What about the need for standards, to attract institutions and win regulatory approval – and the risk these end up squashing innovation? “It’s difficult,” Halblaub said. “We have to develop this industry over time. Everything is in flux. We are taking a stepwise approach.”
It’s challenging. And it’s fun to doMartin Haublaub, SDX
Generically, he contrasts SDX with today’s unregulated digital-asset exchanges. “They can list any ICO, and there’s no user protection. So they need to evolve toward transparency and basic principles so investors don’t get ripped off…these things will vary by market segment. There’s no one-size-fits-all.”
That will also go for fundamental questions like, how do you classify a token? How do you value it? SDX is likely to come to its own standards, which it hopes will become industry standards, but expect plenty of variation worldwide.
Industry standards go hand in hand with regulation and international law.
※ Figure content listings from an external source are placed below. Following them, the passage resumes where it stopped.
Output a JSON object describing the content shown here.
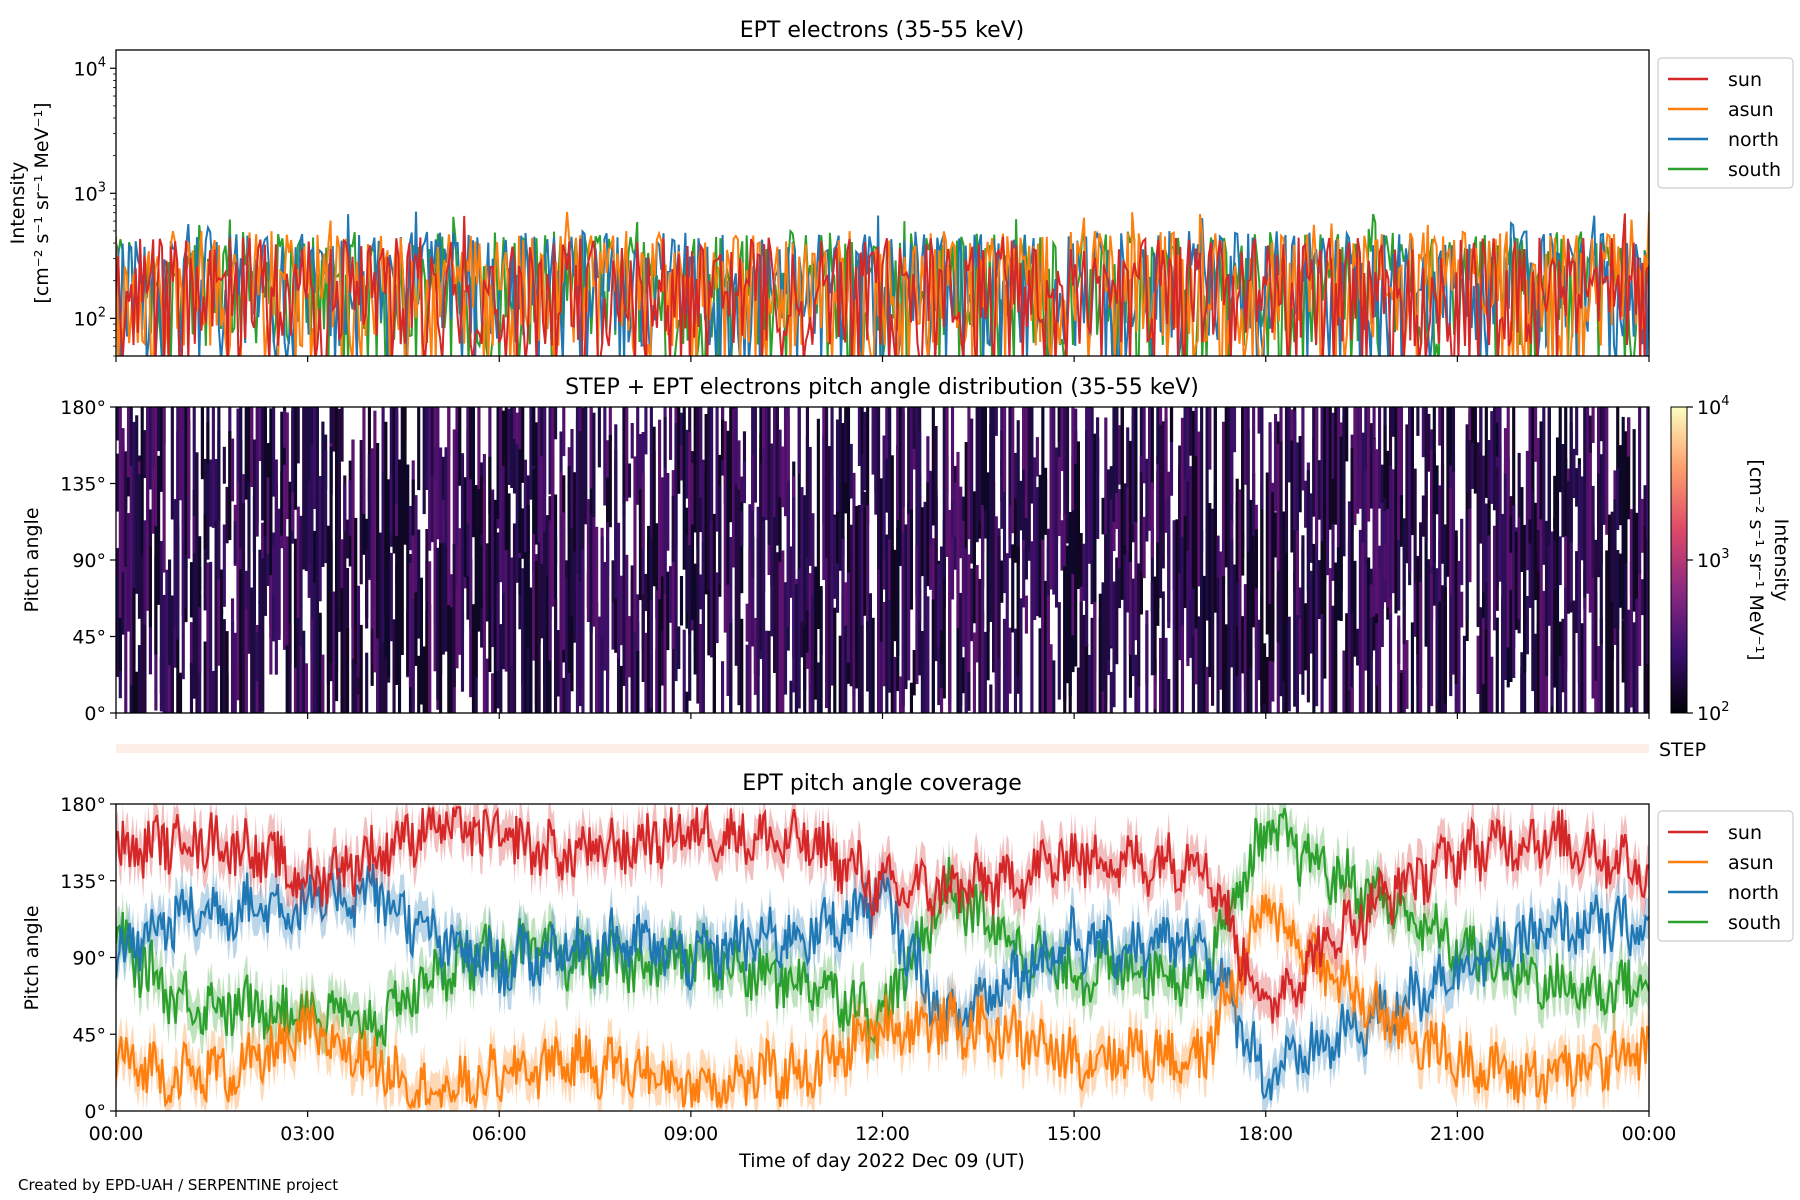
{
  "figure": {
    "credit": "Created by EPD-UAH / SERPENTINE project",
    "xlabel": "Time of day 2022 Dec 09 (UT)",
    "x_tick_labels": [
      "00:00",
      "03:00",
      "06:00",
      "09:00",
      "12:00",
      "15:00",
      "18:00",
      "21:00",
      "00:00"
    ]
  },
  "colors": {
    "sun": "#d62728",
    "asun": "#ff7f0e",
    "north": "#1f77b4",
    "south": "#2ca02c"
  },
  "chart_data": [
    {
      "type": "line",
      "title": "EPT electrons (35-55 keV)",
      "ylabel_line1": "Intensity",
      "ylabel_line2": "[cm⁻² s⁻¹ sr⁻¹ MeV⁻¹]",
      "yscale": "log",
      "ylim": [
        50,
        14000
      ],
      "y_tick_labels": [
        {
          "value": 100,
          "base": "10",
          "exp": "2"
        },
        {
          "value": 1000,
          "base": "10",
          "exp": "3"
        },
        {
          "value": 10000,
          "base": "10",
          "exp": "4"
        }
      ],
      "xlim_hours": [
        0,
        24
      ],
      "legend": {
        "placement": "outside-right",
        "entries": [
          "sun",
          "asun",
          "north",
          "south"
        ]
      },
      "series": [
        {
          "name": "sun",
          "typical_range": [
            60,
            450
          ],
          "peak": 750
        },
        {
          "name": "asun",
          "typical_range": [
            60,
            500
          ],
          "peak": 720
        },
        {
          "name": "north",
          "typical_range": [
            60,
            500
          ],
          "peak": 740
        },
        {
          "name": "south",
          "typical_range": [
            60,
            500
          ],
          "peak": 700
        }
      ]
    },
    {
      "type": "heatmap",
      "title": "STEP + EPT electrons pitch angle distribution (35-55 keV)",
      "ylabel": "Pitch angle",
      "y_tick_labels": [
        "0°",
        "45°",
        "90°",
        "135°",
        "180°"
      ],
      "ylim": [
        0,
        180
      ],
      "colorbar": {
        "label_line1": "Intensity",
        "label_line2": "[cm⁻² s⁻¹ sr⁻¹ MeV⁻¹]",
        "scale": "log",
        "range": [
          100,
          10000
        ],
        "tick_labels": [
          {
            "base": "10",
            "exp": "2"
          },
          {
            "base": "10",
            "exp": "3"
          },
          {
            "base": "10",
            "exp": "4"
          }
        ],
        "colormap": "inferno"
      },
      "step_strip_label": "STEP"
    },
    {
      "type": "line",
      "title": "EPT pitch angle coverage",
      "ylabel": "Pitch angle",
      "y_tick_labels": [
        "0°",
        "45°",
        "90°",
        "135°",
        "180°"
      ],
      "ylim": [
        0,
        180
      ],
      "legend": {
        "placement": "outside-right",
        "entries": [
          "sun",
          "asun",
          "north",
          "south"
        ]
      },
      "series": [
        {
          "name": "sun",
          "hours": [
            0,
            1,
            2,
            3,
            4,
            5,
            6,
            7,
            8,
            9,
            10,
            11,
            12,
            13,
            14,
            15,
            16,
            17,
            18,
            19,
            20,
            21,
            22,
            23,
            24
          ],
          "values": [
            150,
            160,
            155,
            135,
            150,
            170,
            160,
            150,
            155,
            165,
            160,
            155,
            130,
            130,
            135,
            150,
            145,
            150,
            60,
            100,
            130,
            150,
            160,
            155,
            140
          ]
        },
        {
          "name": "asun",
          "hours": [
            0,
            1,
            2,
            3,
            4,
            5,
            6,
            7,
            8,
            9,
            10,
            11,
            12,
            13,
            14,
            15,
            16,
            17,
            18,
            19,
            20,
            21,
            22,
            23,
            24
          ],
          "values": [
            30,
            20,
            25,
            45,
            30,
            10,
            20,
            30,
            25,
            15,
            20,
            25,
            50,
            50,
            45,
            30,
            35,
            30,
            120,
            80,
            50,
            30,
            20,
            25,
            40
          ]
        },
        {
          "name": "north",
          "hours": [
            0,
            1,
            2,
            3,
            4,
            5,
            6,
            7,
            8,
            9,
            10,
            11,
            12,
            13,
            14,
            15,
            16,
            17,
            18,
            19,
            20,
            21,
            22,
            23,
            24
          ],
          "values": [
            90,
            115,
            120,
            120,
            130,
            100,
            85,
            95,
            100,
            90,
            100,
            105,
            125,
            50,
            80,
            100,
            95,
            100,
            20,
            40,
            60,
            85,
            100,
            110,
            105
          ]
        },
        {
          "name": "south",
          "hours": [
            0,
            1,
            2,
            3,
            4,
            5,
            6,
            7,
            8,
            9,
            10,
            11,
            12,
            13,
            14,
            15,
            16,
            17,
            18,
            19,
            20,
            21,
            22,
            23,
            24
          ],
          "values": [
            100,
            65,
            60,
            60,
            50,
            80,
            95,
            90,
            85,
            90,
            80,
            75,
            55,
            130,
            100,
            80,
            85,
            80,
            165,
            140,
            120,
            95,
            80,
            70,
            75
          ]
        }
      ]
    }
  ]
}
These areas are unsettled, but Halblaub insists SDX is not engaging in regulatory arbitrage to attract liquidity or other boons. Instead, he wants major jurisdictions to develop a minimum standard: Who issues a right that can be transferred in a way that is legally binding.
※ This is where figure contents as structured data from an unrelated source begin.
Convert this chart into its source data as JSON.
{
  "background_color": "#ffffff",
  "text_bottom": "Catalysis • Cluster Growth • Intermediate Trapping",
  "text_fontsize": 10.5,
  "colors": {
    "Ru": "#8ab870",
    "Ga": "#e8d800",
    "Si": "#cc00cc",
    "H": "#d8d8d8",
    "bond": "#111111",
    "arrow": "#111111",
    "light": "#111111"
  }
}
However, legally binding how? For example, do digital assets fall under companies law, as equities do? Or under civil law, is often the case for national securities depositories? How does this work if SDX is listing assets to be traded by global players anywhere?
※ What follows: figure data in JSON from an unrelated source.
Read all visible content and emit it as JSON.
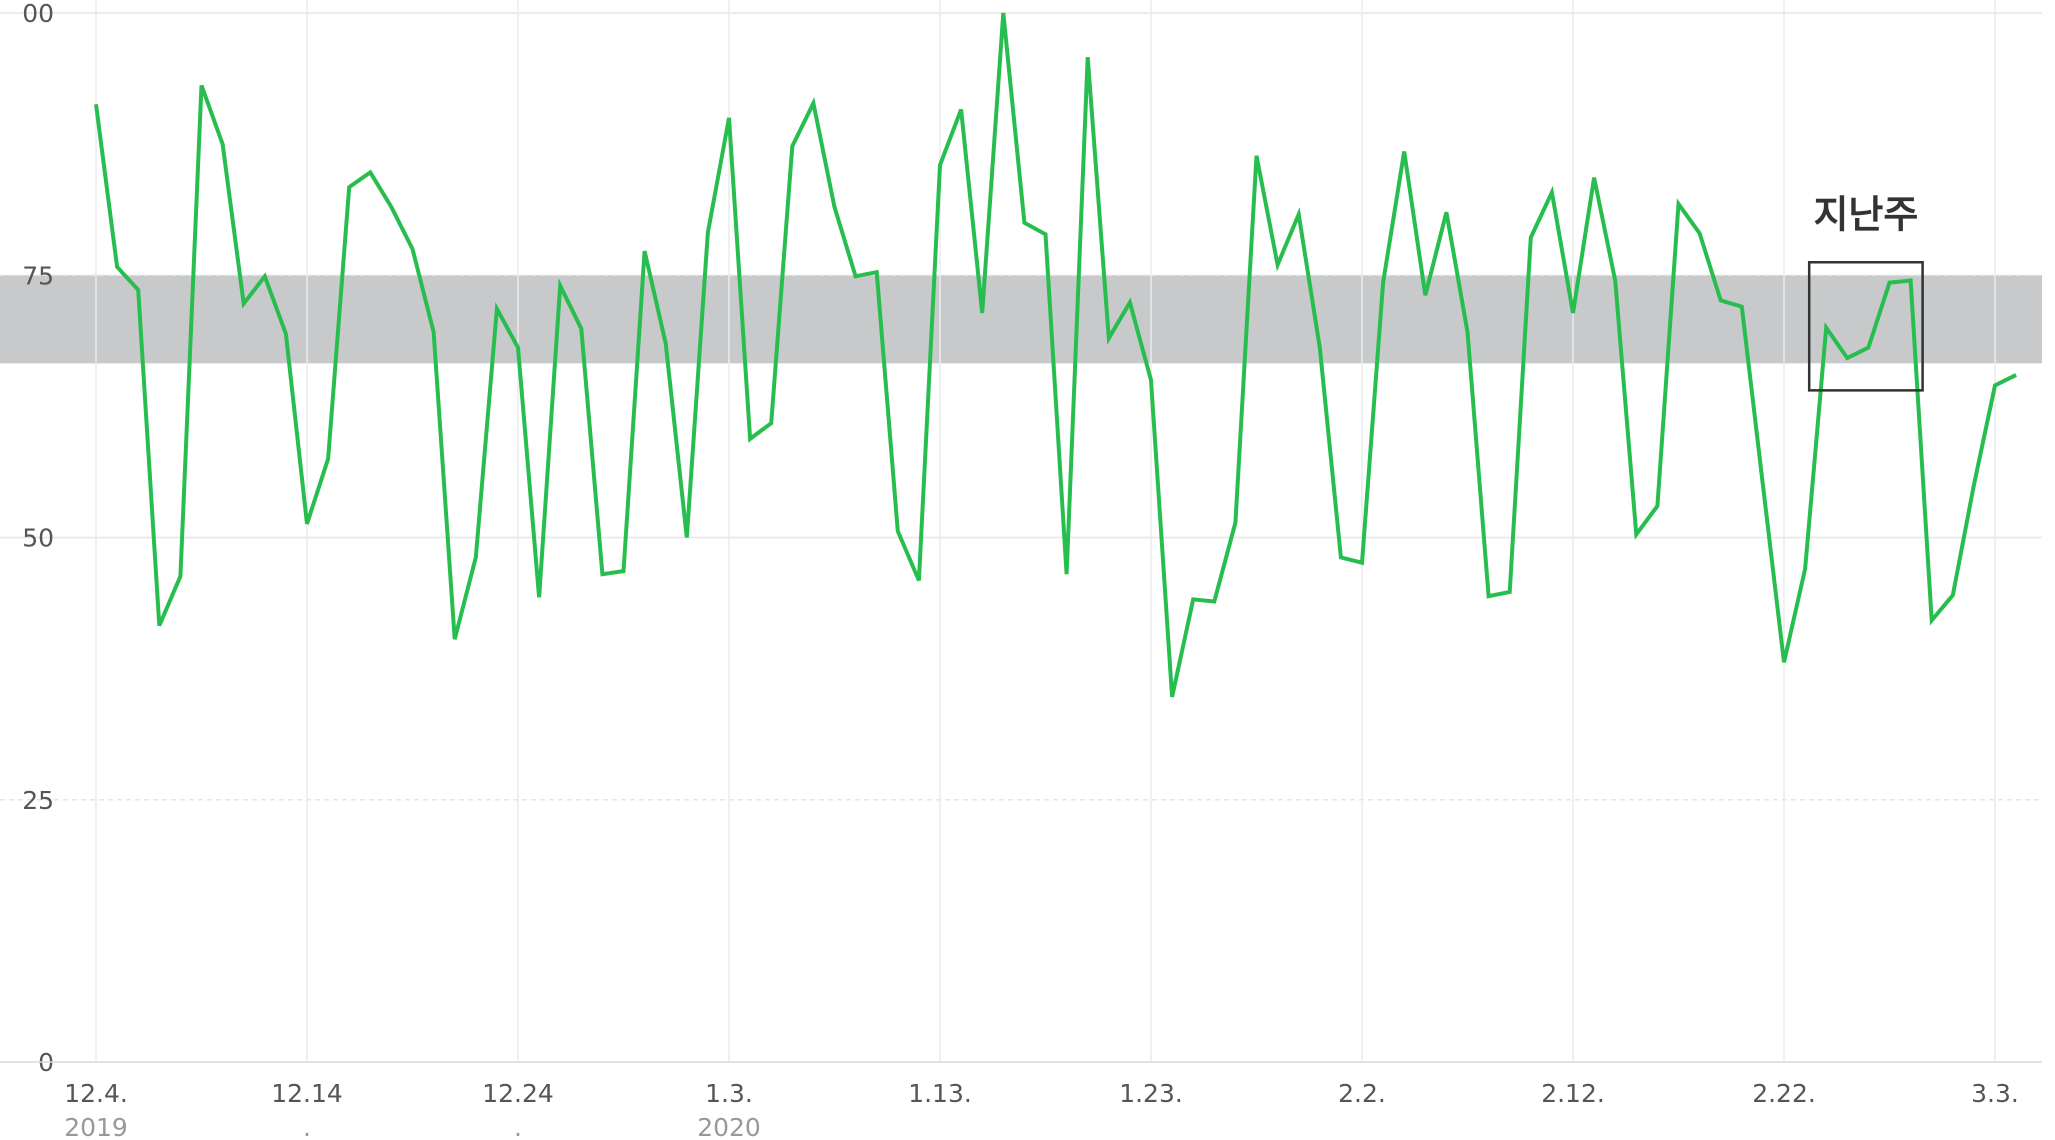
{
  "chart_data": {
    "type": "line",
    "categories": [
      "12.4.",
      null,
      null,
      null,
      null,
      null,
      null,
      null,
      null,
      null,
      "12.14",
      null,
      null,
      null,
      null,
      null,
      null,
      null,
      null,
      null,
      "12.24",
      null,
      null,
      null,
      null,
      null,
      null,
      null,
      null,
      null,
      "1.3.",
      null,
      null,
      null,
      null,
      null,
      null,
      null,
      null,
      null,
      "1.13.",
      null,
      null,
      null,
      null,
      null,
      null,
      null,
      null,
      null,
      "1.23.",
      null,
      null,
      null,
      null,
      null,
      null,
      null,
      null,
      null,
      "2.2.",
      null,
      null,
      null,
      null,
      null,
      null,
      null,
      null,
      null,
      "2.12.",
      null,
      null,
      null,
      null,
      null,
      null,
      null,
      null,
      null,
      "2.22.",
      null,
      null,
      null,
      null,
      null,
      null,
      null,
      null,
      null,
      "3.3.",
      null
    ],
    "category_sublabels": [
      "2019",
      null,
      null,
      null,
      null,
      null,
      null,
      null,
      null,
      null,
      ".",
      null,
      null,
      null,
      null,
      null,
      null,
      null,
      null,
      null,
      ".",
      null,
      null,
      null,
      null,
      null,
      null,
      null,
      null,
      null,
      "2020",
      null,
      null,
      null,
      null,
      null,
      null,
      null,
      null,
      null,
      null,
      null,
      null,
      null,
      null,
      null,
      null,
      null,
      null,
      null,
      null,
      null,
      null,
      null,
      null,
      null,
      null,
      null,
      null,
      null,
      null,
      null,
      null,
      null,
      null,
      null,
      null,
      null,
      null,
      null,
      null,
      null,
      null,
      null,
      null,
      null,
      null,
      null,
      null,
      null,
      null,
      null,
      null,
      null,
      null,
      null,
      null,
      null,
      null,
      null,
      null,
      null
    ],
    "series": [
      {
        "name": null,
        "color": "#27be4f",
        "values": [
          91.3,
          75.8,
          73.6,
          41.6,
          46.3,
          93.1,
          87.5,
          72.3,
          74.9,
          69.4,
          51.3,
          57.5,
          83.4,
          84.8,
          81.5,
          77.5,
          69.6,
          40.3,
          48.1,
          71.8,
          68.1,
          44.3,
          74,
          69.9,
          46.5,
          46.8,
          77.3,
          68.5,
          50,
          79.1,
          90,
          59.4,
          60.9,
          87.3,
          91.4,
          81.5,
          74.9,
          75.3,
          50.6,
          45.9,
          85.5,
          90.8,
          71.4,
          100,
          80,
          78.9,
          46.5,
          95.8,
          69,
          72.4,
          65,
          34.8,
          44.1,
          43.9,
          51.4,
          86.4,
          76,
          80.8,
          68.1,
          48.1,
          47.6,
          74.3,
          86.8,
          73.1,
          81,
          69.6,
          44.4,
          44.8,
          78.6,
          82.9,
          71.4,
          84.3,
          74.5,
          50.3,
          53,
          81.8,
          79,
          72.6,
          72,
          55,
          38.1,
          47,
          70,
          67.1,
          68.1,
          74.3,
          74.5,
          42.1,
          44.5,
          55,
          64.5,
          65.5
        ]
      }
    ],
    "ylim": [
      0,
      100
    ],
    "yticks": [
      0,
      25,
      50,
      75,
      {
        "value": 100,
        "label": "00"
      }
    ],
    "grid": true,
    "band": {
      "range": [
        66.6,
        75
      ],
      "color": "#c8c9ca"
    },
    "annotation": {
      "text": "지난주",
      "from": 82,
      "to": 86
    }
  }
}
While SDX can deploy all of its systems from Switzerland, and the technology doesn’t require a physical presence elsewhere, the company is alert to the fact that it might need feet on the ground in some markets, both for sales as well as for cooperating with local regulators. “We would probably do so through local partnerships,” rather than opening SDX branches, Halblaub said.
The initial market challenge will be attracting use cases for listing tokens on SDX, instead of securities on traditional venues. Quickly though it might become ensuring the blockchain undergirding SDX can handle global trading at scale.
In other words, like any trading venue, SDX will be competing for liquidity, best execution, and quality market participants.
However, this is the one challenge that SDX and its partners, including vendor R3, can control.
This is a risk-decreasing exercise on an industrial scaleMartin Haublaub, SDX
(SDX selected R3 because it’s already a major B2B vendor, but the exchange is handling many aspects of the build itself: the policy engine on top of R3’s operating system, the matching engine, the connections to outside trading systems, and custody and managing private keys. For R3 chief David Rutter’s take, see here.)
The solution to bringing trading costs way down is atomic settlement: the simultaneous execution of both the cash and securities legs of a transaction, with no central counterparty risk and no delivery-versus-payment workflow. “This is a risk-decreasing exercise on an industrial scale,” Halblaub said. “That’s what we’ve built.”
There will be no role for a Euroclear or a LCH (London Clearinghouse) at SDX, standing between counterparties and reconciling their data. (There will still be a role for a DTCC-type player to clear and settle trades.)
Old models, new models
Getting rid of the clearinghouse will change business models for investors and brokers. For example, hedge funds can’t sell short, and there’s no role or need for collateral management. Asset servicing, including corporate actions, will be executed over the blockchain using smart contracts.
But while this is taking away certain existing businesses, Halblaub expects the platform will create new ones: “We are creating a whole new value chain. Widening the asset spectrum will lead to new business models.”
SDX therefore is making a two-pronged play: on the one hand, creating a far more cheap and safer venue for trading things that already trade on exchanges, like stocks, bonds, structured products and funds. And on the other hand, enabling these to trade side by side with tokenized assets, crypto-currencies and representations of new asset classes, from property to art.